El ritmo actual de destrucción de empleos formales en México es muy alarmante. En marzo, a raíz de la cuarentena que dio inicio en la última semana de ese mes, se perdieron más de 130,000 puestos de trabajo registrados en el Instituto Mexicano del Seguro Social (IMSS). Pero la destrucción de empleos se agravó de manera notable en abril, cuando se destruyeron otros 555,000. Con ese ritmo de destrucción de empleos, para finales de este mes de mayo se habrán perdido ya alrededor de 1,100,000 puestos de trabajo formal. Esto constituye una tragedia humana que en México hubiéramos pensado, hasta hace unas semanas, como inverosímil e inmoral.
Lo que los mexicanos estamos padeciendo hoy no se había experimentado en el país desde hace, al menos, nueve décadas. Se tiene, para empezar, la caída en los ingresos monetarios de millones de hogares. Tan grande y prolongada será esa caída que cientos de miles acabarán agregándose a la larga lista de los hogares mexicanos en situación de pobreza. A lo anterior hay que agregar el hecho de que están desapareciendo decenas de miles de pequeñas empresas que fueron creadas a lo largo de los años con sangre, sudor y lágrimas; empresas que son, por mucho, las grandes generadoras de empleo en México. Pero esas dos graves penurias económicas palidecen ante el impacto emocional que están sufriendo, y seguirán sufriendo, los desempleados por la crisis, así como el resto de los miembros de sus familias. Esas heridas emocionales tardarán años en restañarse.

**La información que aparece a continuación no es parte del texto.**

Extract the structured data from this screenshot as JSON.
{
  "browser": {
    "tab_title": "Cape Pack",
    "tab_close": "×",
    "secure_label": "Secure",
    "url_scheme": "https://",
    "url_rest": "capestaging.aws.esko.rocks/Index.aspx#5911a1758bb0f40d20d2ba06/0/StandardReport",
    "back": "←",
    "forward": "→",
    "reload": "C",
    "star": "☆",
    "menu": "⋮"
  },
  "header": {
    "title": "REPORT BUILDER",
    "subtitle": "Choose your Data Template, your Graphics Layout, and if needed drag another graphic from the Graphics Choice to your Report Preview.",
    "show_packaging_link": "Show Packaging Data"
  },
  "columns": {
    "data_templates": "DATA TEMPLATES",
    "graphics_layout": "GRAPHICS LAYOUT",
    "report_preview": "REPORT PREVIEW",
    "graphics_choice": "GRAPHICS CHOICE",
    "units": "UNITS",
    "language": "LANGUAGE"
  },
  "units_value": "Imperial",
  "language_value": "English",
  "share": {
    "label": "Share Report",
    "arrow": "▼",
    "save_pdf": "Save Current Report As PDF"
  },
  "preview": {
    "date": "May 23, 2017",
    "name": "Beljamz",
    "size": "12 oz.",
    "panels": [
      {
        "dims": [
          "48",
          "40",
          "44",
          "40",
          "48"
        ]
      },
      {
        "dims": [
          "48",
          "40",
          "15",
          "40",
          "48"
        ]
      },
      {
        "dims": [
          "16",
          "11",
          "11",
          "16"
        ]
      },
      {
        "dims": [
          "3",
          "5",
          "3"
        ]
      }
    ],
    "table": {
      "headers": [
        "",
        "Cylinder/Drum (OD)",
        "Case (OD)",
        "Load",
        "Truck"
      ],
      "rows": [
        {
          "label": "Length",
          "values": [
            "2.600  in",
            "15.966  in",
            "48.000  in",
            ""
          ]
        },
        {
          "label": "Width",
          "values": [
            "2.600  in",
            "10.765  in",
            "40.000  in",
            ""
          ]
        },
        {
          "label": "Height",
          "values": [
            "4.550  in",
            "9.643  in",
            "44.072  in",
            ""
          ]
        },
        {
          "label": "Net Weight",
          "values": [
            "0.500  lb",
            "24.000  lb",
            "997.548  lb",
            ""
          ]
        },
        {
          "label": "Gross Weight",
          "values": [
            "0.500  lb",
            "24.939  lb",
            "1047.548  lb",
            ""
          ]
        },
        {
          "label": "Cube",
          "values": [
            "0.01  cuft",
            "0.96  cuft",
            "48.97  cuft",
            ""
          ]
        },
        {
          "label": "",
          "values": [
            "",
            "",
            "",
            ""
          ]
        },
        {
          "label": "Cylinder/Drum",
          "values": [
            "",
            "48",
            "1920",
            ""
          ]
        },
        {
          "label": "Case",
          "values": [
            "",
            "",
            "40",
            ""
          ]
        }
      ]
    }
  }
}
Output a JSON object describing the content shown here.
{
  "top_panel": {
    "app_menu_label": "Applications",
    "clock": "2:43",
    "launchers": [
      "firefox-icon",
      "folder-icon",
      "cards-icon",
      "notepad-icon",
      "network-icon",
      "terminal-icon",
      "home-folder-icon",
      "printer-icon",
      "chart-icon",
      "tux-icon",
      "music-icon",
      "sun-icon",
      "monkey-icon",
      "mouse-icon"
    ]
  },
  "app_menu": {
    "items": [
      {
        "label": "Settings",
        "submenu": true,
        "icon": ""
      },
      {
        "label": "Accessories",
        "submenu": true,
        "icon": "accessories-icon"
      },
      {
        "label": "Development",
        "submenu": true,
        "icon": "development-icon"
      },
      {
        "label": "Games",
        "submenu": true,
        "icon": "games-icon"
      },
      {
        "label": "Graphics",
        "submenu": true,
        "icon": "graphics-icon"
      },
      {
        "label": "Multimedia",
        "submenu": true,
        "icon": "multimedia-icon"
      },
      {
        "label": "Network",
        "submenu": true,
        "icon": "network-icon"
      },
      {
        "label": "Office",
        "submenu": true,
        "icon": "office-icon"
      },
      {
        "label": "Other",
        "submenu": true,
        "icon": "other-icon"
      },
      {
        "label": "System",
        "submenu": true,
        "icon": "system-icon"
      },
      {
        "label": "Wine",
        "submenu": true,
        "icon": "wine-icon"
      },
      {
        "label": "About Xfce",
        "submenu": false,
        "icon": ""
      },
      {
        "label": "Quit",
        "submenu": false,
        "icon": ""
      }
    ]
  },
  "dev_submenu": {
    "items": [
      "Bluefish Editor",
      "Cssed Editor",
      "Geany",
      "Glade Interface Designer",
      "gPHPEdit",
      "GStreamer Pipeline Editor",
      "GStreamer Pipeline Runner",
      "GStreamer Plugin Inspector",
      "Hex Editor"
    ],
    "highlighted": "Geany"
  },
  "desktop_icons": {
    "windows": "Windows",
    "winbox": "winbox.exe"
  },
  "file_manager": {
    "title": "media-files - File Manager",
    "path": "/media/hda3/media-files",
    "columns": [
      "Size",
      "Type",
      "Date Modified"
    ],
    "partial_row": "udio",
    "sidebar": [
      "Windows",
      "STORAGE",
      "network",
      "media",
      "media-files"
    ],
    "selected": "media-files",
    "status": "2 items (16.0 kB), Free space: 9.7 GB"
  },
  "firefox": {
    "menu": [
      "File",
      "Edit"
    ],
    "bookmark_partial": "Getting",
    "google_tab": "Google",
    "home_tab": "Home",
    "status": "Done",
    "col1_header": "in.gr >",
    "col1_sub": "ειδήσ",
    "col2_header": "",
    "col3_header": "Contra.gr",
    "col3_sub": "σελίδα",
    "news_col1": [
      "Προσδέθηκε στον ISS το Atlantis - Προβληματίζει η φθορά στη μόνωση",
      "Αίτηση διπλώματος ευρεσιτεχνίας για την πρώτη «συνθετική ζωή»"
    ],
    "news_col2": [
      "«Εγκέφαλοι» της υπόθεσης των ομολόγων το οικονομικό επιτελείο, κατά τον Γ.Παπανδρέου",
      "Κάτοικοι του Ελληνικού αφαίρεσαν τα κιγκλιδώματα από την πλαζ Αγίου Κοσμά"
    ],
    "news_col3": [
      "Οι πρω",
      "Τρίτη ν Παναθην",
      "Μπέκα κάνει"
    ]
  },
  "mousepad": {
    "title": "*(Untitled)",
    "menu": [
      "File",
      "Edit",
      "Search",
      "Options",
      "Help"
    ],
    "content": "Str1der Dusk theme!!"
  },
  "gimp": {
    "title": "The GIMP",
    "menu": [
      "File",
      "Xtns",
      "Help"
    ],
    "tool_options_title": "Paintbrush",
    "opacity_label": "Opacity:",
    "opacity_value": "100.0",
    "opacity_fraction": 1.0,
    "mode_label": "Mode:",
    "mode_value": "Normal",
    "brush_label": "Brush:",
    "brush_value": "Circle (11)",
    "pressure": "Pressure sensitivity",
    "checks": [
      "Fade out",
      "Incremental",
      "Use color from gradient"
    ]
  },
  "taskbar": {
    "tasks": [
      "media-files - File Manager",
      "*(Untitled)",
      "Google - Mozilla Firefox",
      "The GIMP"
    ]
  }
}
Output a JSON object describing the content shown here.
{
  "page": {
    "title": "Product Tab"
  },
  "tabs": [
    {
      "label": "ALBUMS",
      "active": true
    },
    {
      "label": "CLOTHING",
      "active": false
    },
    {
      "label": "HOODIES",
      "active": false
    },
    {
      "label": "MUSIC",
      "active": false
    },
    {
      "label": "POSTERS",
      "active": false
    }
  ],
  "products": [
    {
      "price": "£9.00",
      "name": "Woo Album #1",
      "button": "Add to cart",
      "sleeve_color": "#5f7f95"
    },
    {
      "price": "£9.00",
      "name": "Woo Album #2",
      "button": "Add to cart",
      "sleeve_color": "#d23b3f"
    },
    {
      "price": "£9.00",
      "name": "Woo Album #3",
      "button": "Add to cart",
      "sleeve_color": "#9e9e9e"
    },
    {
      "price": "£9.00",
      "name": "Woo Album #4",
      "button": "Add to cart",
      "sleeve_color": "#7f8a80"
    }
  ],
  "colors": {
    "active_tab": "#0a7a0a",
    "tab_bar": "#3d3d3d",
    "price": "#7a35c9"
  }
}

Hace cuatro semanas escribimos en esta columna que el gobierno tenía que apoyar el empleo formal a través de, como mínimo, una exención temporal de las aportaciones a la seguridad social que hacen los trabajadores y sus patrones. El apoyo, escribimos entonces, podría limitarse a los trabajadores que ganaran hasta cinco salarios mínimos (el grueso de la fuerza laboral). Además, en el caso de aquellos desempleados que estuvieran realizando un retiro parcial por desempleo en su afore, el gobierno federal podría aportar las sumas correspondientes durante el resto del año. De esa manera, además de no perder su dinero, al desempleado no se le descontarían sus semanas cotizadas.
Ni esa propuesta ni las hechas por otros, más valiosas, fueron recogidas por el gobierno federal. Aparte de los grupos en su base electoral a los que protegerá pase lo que pase (a los adultos mayores, así como a los maestros y burócratas sindicalizados), López Obrador no pareciera tener una visión clara de lo que está pasando. Se encuentra dando palos de ciego a diestra y siniestra, sin entender que es a los trabajadores y a las empresas a quienes debe ayudar primero. Todo esto, por cierto, en contraste de lo que están haciendo en este momento no solo los gobiernos de todos los países industrializados, sino también los gobiernos de casi todos los países emergentes de mayor envergadura.
La política que está siguiendo López Obrador ante la situación actual me trae a la memoria lo que hizo el gobierno británico durante la anterior crisis económica, la que inició a fines de 2007 y tuvo su mayor impacto en 2009. En Estados Unidos el presidente Obama, recién llegado a la Casa Blanca a principios de 2009, decidió enfrentar la crisis incrementando de manera extraordinaria el déficit público, el cual alcanzó casi el 10% del PIB en ese año. En contraste, el gobierno de Gran Bretaña, al ver con nerviosismo que su déficit crecía y crecía por la natural caída en los ingresos tributarios, acabó por frenar el gasto público.
Y así les fue a los británicos. Sus sectores de la construcción y de las manufacturas cayeron estrepitosamente, y estuvieron así postrados durante varios años más. Olvidaron lo que al fallecido Richard Musgrave le gustaba repetir: solo preocúpense por generar empleo, el balance presupuestario se dará en consecuencia.